Auch hier gilt: Weniger wäre mehr gewesen. Zu viel wird da dem Zuschauer in kürzester Zeit präsentiert (um nicht zu sagen zugemutet). Kein, aber auch wiklich kein Charakter, schafft es ein wenig Tiefe zu erhalten, ganz einfach weil die Zeit nie und nimmer ausreicht. Schnell muss im Plot weiter verfahren werden, denn die Zeit dieser Söldnergruppe ist auch schon wieder vorbei und wir treffen nun nur noch auf Logan, der irgendwo im Norden als Holzfäller arbeitet und anscheinend seine große Liebe, Kayla (Lynn Collins), gefunden hat. Als jdann emand seine ehemaligen Teammitglieder systematisch tötet und William Stryker ihm einen Besuch abstattet beginnt wieder die Action von vorne
Ich will erst gar nicht viel Worte über das weitere Geschehen verlieren, denn das kann sich jeder selbst anschauen oder ausmalen. Trotz eines Hugh Jackman der wie für die Rolle geboren scheint ist dieses Spin-Off leider nur untere Schublade für mich. Man hat einfach jede Sekunde den Eindruck die Crew wollte möglichst viel reinpacken und zig neue Sachen einführen. Dies führt schlussendlich dazu dass Kenner sich über die Oberflächlichkeit ärgern und Neulinge womöglich nicht sonderlich begeistert sein werden. Spätestens als mit aller Kraft versucht wurde Cyclops (Tim Pocock) und Emma Frost (Tahyna Tozzi) ins Geschehen reinzudrücken ging mit dieser Flick mächtig auf den Senkel. Fanliebling Remy LeBeau aka Gambit (Taylor Kitsch) wurde mit diesem Film zwar auch eingeführt doch auch er konnte mich nicht vom Hocker hauen. Fairerweise muss ich hier allerdings anmerken dass ich mich nicht zu Gambits Fangemeinde zählen würde und es für mich von daher ziemliche Nebensache war.

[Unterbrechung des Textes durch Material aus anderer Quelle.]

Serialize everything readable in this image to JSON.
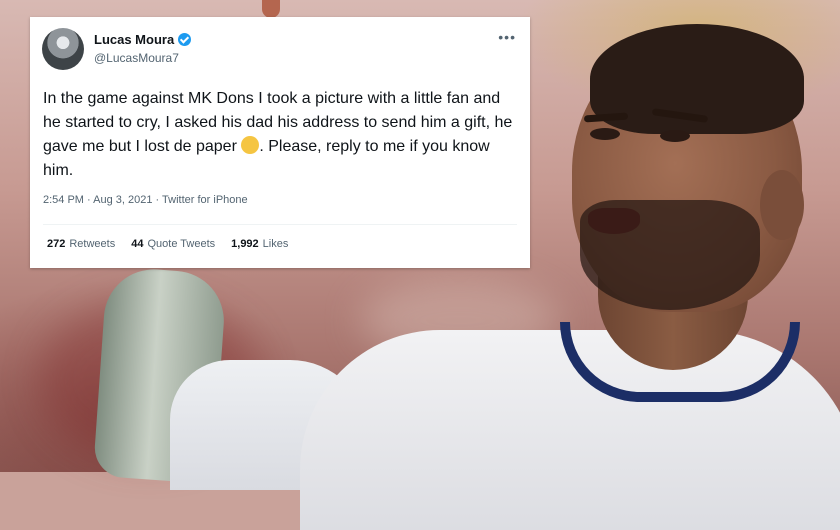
{
  "tweet": {
    "display_name": "Lucas Moura",
    "handle": "@LucasMoura7",
    "more_label": "•••",
    "text_before_emoji": "In the game against MK Dons I took a picture with a little fan and he started to cry, I asked his dad his address to send him a gift, he gave me but I lost de paper ",
    "text_after_emoji": ". Please, reply to me if you know him.",
    "emoji_icon": "pensive-face-emoji",
    "timestamp": "2:54 PM · Aug 3, 2021 · Twitter for iPhone",
    "stats": [
      {
        "count": "272",
        "label": "Retweets"
      },
      {
        "count": "44",
        "label": "Quote Tweets"
      },
      {
        "count": "1,992",
        "label": "Likes"
      }
    ]
  },
  "colors": {
    "verified_badge": "#1d9bf0",
    "secondary_text": "#536471",
    "primary_text": "#0f1419",
    "jersey_collar": "#1c2e66"
  }
}
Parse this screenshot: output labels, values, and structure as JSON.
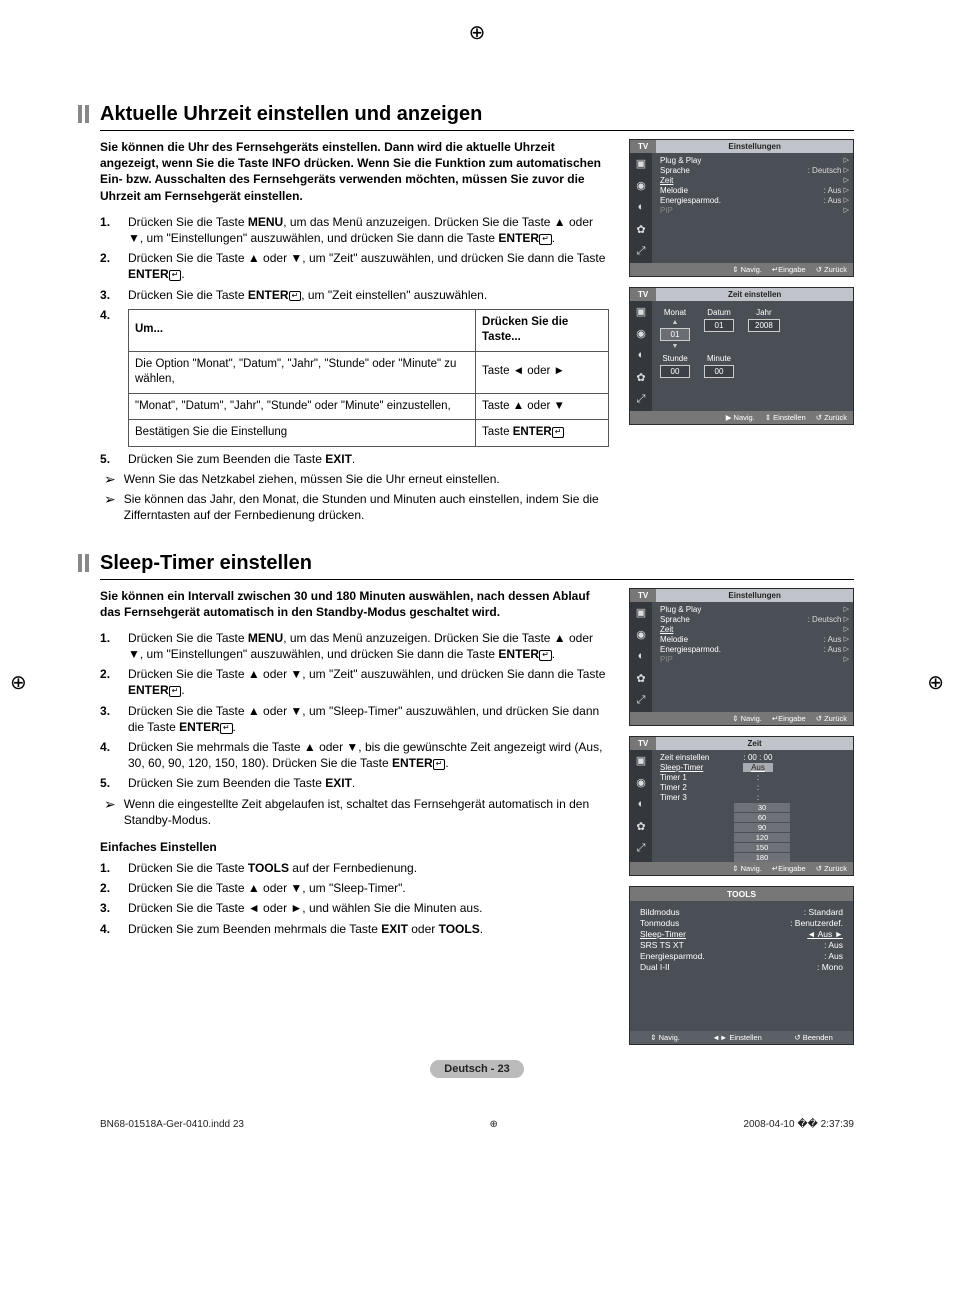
{
  "sections": [
    {
      "title": "Aktuelle Uhrzeit einstellen und anzeigen",
      "intro": "Sie können die Uhr des Fernsehgeräts einstellen. Dann wird die aktuelle Uhrzeit angezeigt, wenn Sie die Taste INFO drücken. Wenn Sie die Funktion zum automatischen Ein- bzw. Ausschalten des Fernsehgeräts verwenden möchten, müssen Sie zuvor die Uhrzeit am Fernsehgerät einstellen.",
      "steps": [
        "Drücken Sie die Taste **MENU**, um das Menü anzuzeigen. Drücken Sie die Taste ▲ oder ▼, um \"Einstellungen\" auszuwählen, und drücken Sie dann die Taste **ENTER**↵.",
        "Drücken Sie die Taste ▲ oder ▼, um \"Zeit\" auszuwählen, und drücken Sie dann die Taste **ENTER**↵.",
        "Drücken Sie die Taste **ENTER**↵, um \"Zeit einstellen\" auszuwählen."
      ],
      "table": {
        "headers": [
          "Um...",
          "Drücken Sie die Taste..."
        ],
        "rows": [
          [
            "Die Option \"Monat\", \"Datum\", \"Jahr\", \"Stunde\" oder \"Minute\" zu wählen,",
            "Taste ◄ oder ►"
          ],
          [
            "\"Monat\", \"Datum\", \"Jahr\", \"Stunde\" oder \"Minute\" einzustellen,",
            "Taste ▲ oder ▼"
          ],
          [
            "Bestätigen Sie die Einstellung",
            "Taste **ENTER**↵"
          ]
        ]
      },
      "step5": "Drücken Sie zum Beenden die Taste **EXIT**.",
      "notes": [
        "Wenn Sie das Netzkabel ziehen, müssen Sie die Uhr erneut einstellen.",
        "Sie können das Jahr, den Monat, die Stunden und Minuten auch einstellen, indem Sie die Zifferntasten auf der Fernbedienung drücken."
      ]
    },
    {
      "title": "Sleep-Timer einstellen",
      "intro": "Sie können ein Intervall zwischen 30 und 180 Minuten auswählen, nach dessen Ablauf das Fernsehgerät automatisch in den Standby-Modus geschaltet wird.",
      "steps": [
        "Drücken Sie die Taste **MENU**, um das Menü anzuzeigen. Drücken Sie die Taste ▲ oder ▼, um \"Einstellungen\" auszuwählen, und drücken Sie dann die Taste **ENTER**↵.",
        "Drücken Sie die Taste ▲ oder ▼, um \"Zeit\" auszuwählen, und drücken Sie dann die Taste **ENTER**↵.",
        "Drücken Sie die Taste ▲ oder ▼, um \"Sleep-Timer\" auszuwählen, und drücken Sie dann die Taste **ENTER**↵.",
        "Drücken Sie mehrmals die Taste ▲ oder ▼, bis die gewünschte Zeit angezeigt wird (Aus, 30, 60, 90, 120, 150, 180). Drücken Sie die Taste **ENTER**↵.",
        "Drücken Sie zum Beenden die Taste **EXIT**."
      ],
      "notes": [
        "Wenn die eingestellte Zeit abgelaufen ist, schaltet das Fernsehgerät automatisch in den Standby-Modus."
      ],
      "subhead": "Einfaches Einstellen",
      "substeps": [
        "Drücken Sie die Taste **TOOLS** auf der Fernbedienung.",
        "Drücken Sie die Taste ▲ oder ▼, um \"Sleep-Timer\".",
        "Drücken Sie die Taste ◄ oder ►, und wählen Sie die Minuten aus.",
        "Drücken Sie zum Beenden mehrmals die Taste **EXIT** oder **TOOLS**."
      ]
    }
  ],
  "osd": {
    "settings": {
      "tab": "TV",
      "title": "Einstellungen",
      "items": [
        {
          "k": "Plug & Play",
          "v": ""
        },
        {
          "k": "Sprache",
          "v": ": Deutsch"
        },
        {
          "k": "Zeit",
          "v": "",
          "hl": true
        },
        {
          "k": "Melodie",
          "v": ": Aus"
        },
        {
          "k": "Energiesparmod.",
          "v": ": Aus"
        },
        {
          "k": "PIP",
          "v": "",
          "dim": true
        }
      ],
      "footer": [
        "⇕ Navig.",
        "↵Eingabe",
        "↺ Zurück"
      ]
    },
    "zeit_einstellen": {
      "tab": "TV",
      "title": "Zeit einstellen",
      "cols": [
        {
          "label": "Monat",
          "val": "01",
          "hl": true,
          "arrows": true
        },
        {
          "label": "Datum",
          "val": "01"
        },
        {
          "label": "Jahr",
          "val": "2008"
        }
      ],
      "cols2": [
        {
          "label": "Stunde",
          "val": "00"
        },
        {
          "label": "Minute",
          "val": "00"
        }
      ],
      "footer": [
        "▶ Navig.",
        "⇕ Einstellen",
        "↺ Zurück"
      ]
    },
    "zeit_menu": {
      "tab": "TV",
      "title": "Zeit",
      "rows": [
        {
          "k": "Zeit einstellen",
          "v": ": 00 : 00"
        },
        {
          "k": "Sleep-Timer",
          "v": "Aus",
          "hl": true
        },
        {
          "k": "Timer 1",
          "v": ":"
        },
        {
          "k": "Timer 2",
          "v": ":"
        },
        {
          "k": "Timer 3",
          "v": ":"
        }
      ],
      "options": [
        "30",
        "60",
        "90",
        "120",
        "150",
        "180"
      ],
      "footer": [
        "⇕ Navig.",
        "↵Eingabe",
        "↺ Zurück"
      ]
    },
    "tools": {
      "title": "TOOLS",
      "rows": [
        {
          "k": "Bildmodus",
          "v": ": Standard"
        },
        {
          "k": "Tonmodus",
          "v": ": Benutzerdef."
        },
        {
          "k": "Sleep-Timer",
          "v": "◄ Aus      ►",
          "hl": true
        },
        {
          "k": "SRS TS XT",
          "v": ": Aus"
        },
        {
          "k": "Energiesparmod.",
          "v": ": Aus"
        },
        {
          "k": "Dual I-II",
          "v": ": Mono"
        }
      ],
      "footer": [
        "⇕ Navig.",
        "◄► Einstellen",
        "↺ Beenden"
      ]
    }
  },
  "page_label": "Deutsch - 23",
  "footer": {
    "left": "BN68-01518A-Ger-0410.indd   23",
    "right": "2008-04-10   �� 2:37:39"
  }
}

Was bleibt ist leider ein bitterer Nachgeschmack der hoffen lässt dass die nächste Marvel-Verfilmung qualitativ wieder besser wird. Das X-Men Universum ist einfach zu groß um über 50 Jahre Geschichte in vier Spiefilmen vollständig wiederzugeben, das sollte jedem klar sein. Anstatt zu versuchen mit Masse zu beeindrucken wäre es vielleicht besser gewesen die Story nur um Wolverine zu konstruieren und drei maximal vier Komparsen auftreten zu lassen und diese ordentlich darzustellen. Wenn schon die Comicbooks als Vorlage dienen sollen, dann würde ich den zukünftigen Drehbuchautoren empfehlen sich vielleicht einfach mal auf ein One-Shot zu bauen, als immer mit der Tür ins Haus zu fallen und nur die großen Sagas anzugehen. Ziel soll es ja sein die Comichelden für die breite Masse attraktiv zu machen und nicht diese mit innovationslosen Flicks zu ermüden.